Now a procedure that was once commonly used to treat ulcers is being tested as a safe alternative to weight loss surgery.
Action News reporter Kimberly Tere has the details.
The vagus nerve controls your feeling of hunger.
Some even say every single thing the vagus nerve does is designed to make you gain weight.
That is why San Francisco Doctor Robert Lustig is testing laparoscopic vagotomy, a surgery in which the vagus nerve is cut.
Cutting the vagus nerve can reduce the amount of fat stored in the body and can increase energy levels.
"Every patient in the study said their hunger was gone, just gone. One comment I got from one patient was this is the first time in her life that she was not a prisoner to food," said Dr.

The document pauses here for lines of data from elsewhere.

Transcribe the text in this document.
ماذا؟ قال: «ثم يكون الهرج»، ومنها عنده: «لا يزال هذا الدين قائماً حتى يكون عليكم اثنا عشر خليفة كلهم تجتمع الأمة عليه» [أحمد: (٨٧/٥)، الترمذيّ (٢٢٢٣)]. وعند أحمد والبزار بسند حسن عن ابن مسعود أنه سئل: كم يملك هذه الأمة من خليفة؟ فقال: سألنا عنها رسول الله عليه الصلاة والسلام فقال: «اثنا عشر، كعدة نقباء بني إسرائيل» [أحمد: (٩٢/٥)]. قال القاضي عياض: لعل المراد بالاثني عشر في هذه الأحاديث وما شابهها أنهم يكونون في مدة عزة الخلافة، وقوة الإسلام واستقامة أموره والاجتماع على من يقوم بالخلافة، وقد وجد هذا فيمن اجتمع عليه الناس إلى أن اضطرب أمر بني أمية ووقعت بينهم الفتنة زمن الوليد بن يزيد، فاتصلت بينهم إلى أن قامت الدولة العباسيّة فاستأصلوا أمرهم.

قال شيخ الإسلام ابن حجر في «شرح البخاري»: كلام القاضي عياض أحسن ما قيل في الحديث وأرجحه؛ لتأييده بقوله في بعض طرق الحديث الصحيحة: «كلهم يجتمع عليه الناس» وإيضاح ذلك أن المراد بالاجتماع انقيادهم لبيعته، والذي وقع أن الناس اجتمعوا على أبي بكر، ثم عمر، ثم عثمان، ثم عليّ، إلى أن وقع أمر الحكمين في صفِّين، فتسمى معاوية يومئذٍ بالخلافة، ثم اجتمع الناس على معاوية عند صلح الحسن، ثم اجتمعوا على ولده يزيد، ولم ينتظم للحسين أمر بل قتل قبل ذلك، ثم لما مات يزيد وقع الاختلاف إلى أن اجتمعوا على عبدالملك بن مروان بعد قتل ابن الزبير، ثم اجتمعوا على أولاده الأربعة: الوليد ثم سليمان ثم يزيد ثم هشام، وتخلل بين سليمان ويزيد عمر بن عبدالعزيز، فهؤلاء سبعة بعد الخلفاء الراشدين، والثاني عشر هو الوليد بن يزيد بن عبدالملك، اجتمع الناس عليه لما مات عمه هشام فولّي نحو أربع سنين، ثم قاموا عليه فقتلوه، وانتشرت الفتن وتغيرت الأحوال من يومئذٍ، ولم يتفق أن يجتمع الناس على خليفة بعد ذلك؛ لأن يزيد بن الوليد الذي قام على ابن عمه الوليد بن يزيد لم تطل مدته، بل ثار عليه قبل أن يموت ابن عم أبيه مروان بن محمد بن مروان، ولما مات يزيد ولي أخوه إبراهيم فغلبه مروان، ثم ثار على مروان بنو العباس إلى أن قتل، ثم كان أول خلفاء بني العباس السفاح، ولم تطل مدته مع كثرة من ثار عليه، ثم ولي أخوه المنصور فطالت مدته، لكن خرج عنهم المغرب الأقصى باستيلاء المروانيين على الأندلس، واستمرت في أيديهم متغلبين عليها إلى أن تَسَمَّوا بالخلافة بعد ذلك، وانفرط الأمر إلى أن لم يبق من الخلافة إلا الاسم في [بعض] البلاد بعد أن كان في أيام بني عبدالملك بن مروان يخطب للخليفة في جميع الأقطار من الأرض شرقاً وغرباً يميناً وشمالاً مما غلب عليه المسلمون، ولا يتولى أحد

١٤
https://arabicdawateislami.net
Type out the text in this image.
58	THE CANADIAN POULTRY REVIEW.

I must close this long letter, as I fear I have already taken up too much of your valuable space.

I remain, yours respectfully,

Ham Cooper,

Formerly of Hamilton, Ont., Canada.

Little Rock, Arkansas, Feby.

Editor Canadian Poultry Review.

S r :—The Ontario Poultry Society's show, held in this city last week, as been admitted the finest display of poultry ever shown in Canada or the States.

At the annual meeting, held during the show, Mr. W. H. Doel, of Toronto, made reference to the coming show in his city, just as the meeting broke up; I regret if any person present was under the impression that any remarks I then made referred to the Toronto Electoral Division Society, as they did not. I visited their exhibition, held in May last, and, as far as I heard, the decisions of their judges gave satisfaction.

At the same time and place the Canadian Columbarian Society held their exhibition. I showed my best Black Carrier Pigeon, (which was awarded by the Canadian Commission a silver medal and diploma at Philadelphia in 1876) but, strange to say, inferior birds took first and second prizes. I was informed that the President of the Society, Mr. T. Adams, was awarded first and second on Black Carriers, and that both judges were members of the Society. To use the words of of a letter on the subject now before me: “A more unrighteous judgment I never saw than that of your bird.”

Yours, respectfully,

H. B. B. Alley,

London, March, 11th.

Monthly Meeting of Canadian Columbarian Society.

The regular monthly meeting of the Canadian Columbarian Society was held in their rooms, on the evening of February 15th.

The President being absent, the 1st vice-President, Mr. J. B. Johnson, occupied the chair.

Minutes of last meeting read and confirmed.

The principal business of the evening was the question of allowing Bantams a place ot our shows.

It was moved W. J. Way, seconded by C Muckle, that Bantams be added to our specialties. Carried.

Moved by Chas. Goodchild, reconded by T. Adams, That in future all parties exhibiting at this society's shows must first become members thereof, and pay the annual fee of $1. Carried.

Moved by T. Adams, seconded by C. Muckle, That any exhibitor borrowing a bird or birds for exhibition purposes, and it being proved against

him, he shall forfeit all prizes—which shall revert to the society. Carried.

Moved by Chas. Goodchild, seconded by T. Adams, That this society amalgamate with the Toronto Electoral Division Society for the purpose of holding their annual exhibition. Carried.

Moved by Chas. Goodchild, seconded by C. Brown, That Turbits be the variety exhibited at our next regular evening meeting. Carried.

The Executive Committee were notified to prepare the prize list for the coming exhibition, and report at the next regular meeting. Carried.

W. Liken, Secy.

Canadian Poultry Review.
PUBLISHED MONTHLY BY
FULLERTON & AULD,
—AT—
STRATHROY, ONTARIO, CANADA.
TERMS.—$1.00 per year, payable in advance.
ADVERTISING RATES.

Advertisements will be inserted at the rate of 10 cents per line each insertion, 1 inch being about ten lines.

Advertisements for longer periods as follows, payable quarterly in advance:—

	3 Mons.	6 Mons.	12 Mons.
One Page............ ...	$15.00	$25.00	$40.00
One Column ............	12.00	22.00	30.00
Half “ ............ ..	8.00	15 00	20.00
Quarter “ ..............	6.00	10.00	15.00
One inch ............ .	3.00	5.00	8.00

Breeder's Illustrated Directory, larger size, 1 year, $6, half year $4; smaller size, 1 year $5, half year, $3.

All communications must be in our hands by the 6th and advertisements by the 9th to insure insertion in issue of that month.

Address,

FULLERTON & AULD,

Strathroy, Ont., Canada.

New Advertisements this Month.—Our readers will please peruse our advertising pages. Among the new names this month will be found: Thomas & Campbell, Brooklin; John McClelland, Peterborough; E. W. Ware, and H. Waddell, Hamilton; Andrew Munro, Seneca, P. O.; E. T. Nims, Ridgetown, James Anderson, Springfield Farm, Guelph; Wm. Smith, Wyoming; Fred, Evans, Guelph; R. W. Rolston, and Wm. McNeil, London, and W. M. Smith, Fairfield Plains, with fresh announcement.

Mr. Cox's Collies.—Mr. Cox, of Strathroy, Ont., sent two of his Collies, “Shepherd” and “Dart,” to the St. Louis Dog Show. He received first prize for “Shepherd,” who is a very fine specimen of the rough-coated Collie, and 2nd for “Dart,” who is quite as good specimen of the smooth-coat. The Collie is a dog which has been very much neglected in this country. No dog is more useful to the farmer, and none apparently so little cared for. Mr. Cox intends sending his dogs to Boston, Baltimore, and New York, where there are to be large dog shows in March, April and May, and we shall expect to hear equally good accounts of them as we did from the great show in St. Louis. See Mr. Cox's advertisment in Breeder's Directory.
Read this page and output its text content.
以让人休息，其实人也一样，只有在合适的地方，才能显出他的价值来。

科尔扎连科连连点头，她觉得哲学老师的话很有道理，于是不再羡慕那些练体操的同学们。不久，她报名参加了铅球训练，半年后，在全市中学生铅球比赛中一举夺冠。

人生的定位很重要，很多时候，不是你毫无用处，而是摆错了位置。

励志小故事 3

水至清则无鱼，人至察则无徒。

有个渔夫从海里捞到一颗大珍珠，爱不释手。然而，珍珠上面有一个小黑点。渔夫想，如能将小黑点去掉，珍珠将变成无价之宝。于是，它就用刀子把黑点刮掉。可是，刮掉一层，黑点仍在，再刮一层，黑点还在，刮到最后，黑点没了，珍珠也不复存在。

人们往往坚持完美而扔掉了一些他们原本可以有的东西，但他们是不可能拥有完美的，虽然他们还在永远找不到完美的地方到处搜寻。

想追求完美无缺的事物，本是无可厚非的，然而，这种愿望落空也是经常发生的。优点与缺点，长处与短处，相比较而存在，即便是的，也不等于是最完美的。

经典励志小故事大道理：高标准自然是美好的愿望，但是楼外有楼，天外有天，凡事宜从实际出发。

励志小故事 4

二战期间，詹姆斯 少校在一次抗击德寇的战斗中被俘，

Lustig.
It worked for Garth Michaels who after years of standing out, ballooned up to 340 pounds.
"I was eating the wrong stuff. I was eating too much of it. I was eating too fast and I was not exercising," said Garth.
Garth decided to stand up and wage a battle against the bulge.
"Moving would hurt, it just hurt and my ankles could not take my weight," explained Garth.
After 20 years of battling the physical and mental strains of obesity, Garth had a vagotomy done.
With the help of the procedure and exercise, Garth lost more than 100 pounds.
"When I started exercising all of a sudden, you know I was doing it three or four times a week and the switch turned on," said Garth.
Now a study is underway to find out whether it is a viable alternative to the traditional gastric bypass.
15 patients have had vagotomies done at University of California at San Francisco Medical Center.
One of the main differences is a vagotomy only takes 20 minutes under conscious sedation with a breathing mask or under general anesthesia.
It is also an outpatient procedure.
On the other hand, gastric bypass generally takes four hours to perform and requires a hospital stay of at least three days.
Now two years after having the vagotomy done and after a lifetime of hiding under big clothes, Garth is finally comfortable in his own skin.
"I would say I look in the mirror right now and feel 75% better than when I looked in the mirror before," said Garth.
The majority of the patients who underwent vagotomy lost weight and were able to keep it off.
But for others, there was little or no effect.
While hunger was curbed, Dr. Lustig says they kept eating out of stress or habit.
"This is not a procedure for the reward pathway or for the stress pathway. It seems to be a procedure strictly related to hunger," said Dr Lustig.
Patients in the study did lose an average of 20% of their weight.
For Garth it was a life altering surgery that gave him the push he needed to win the battle on weight for good.
The vagotomy is still experimental when it comes to being used for weight loss.
Dr. Lustig says more research needs to be done before it is ready for widespread use.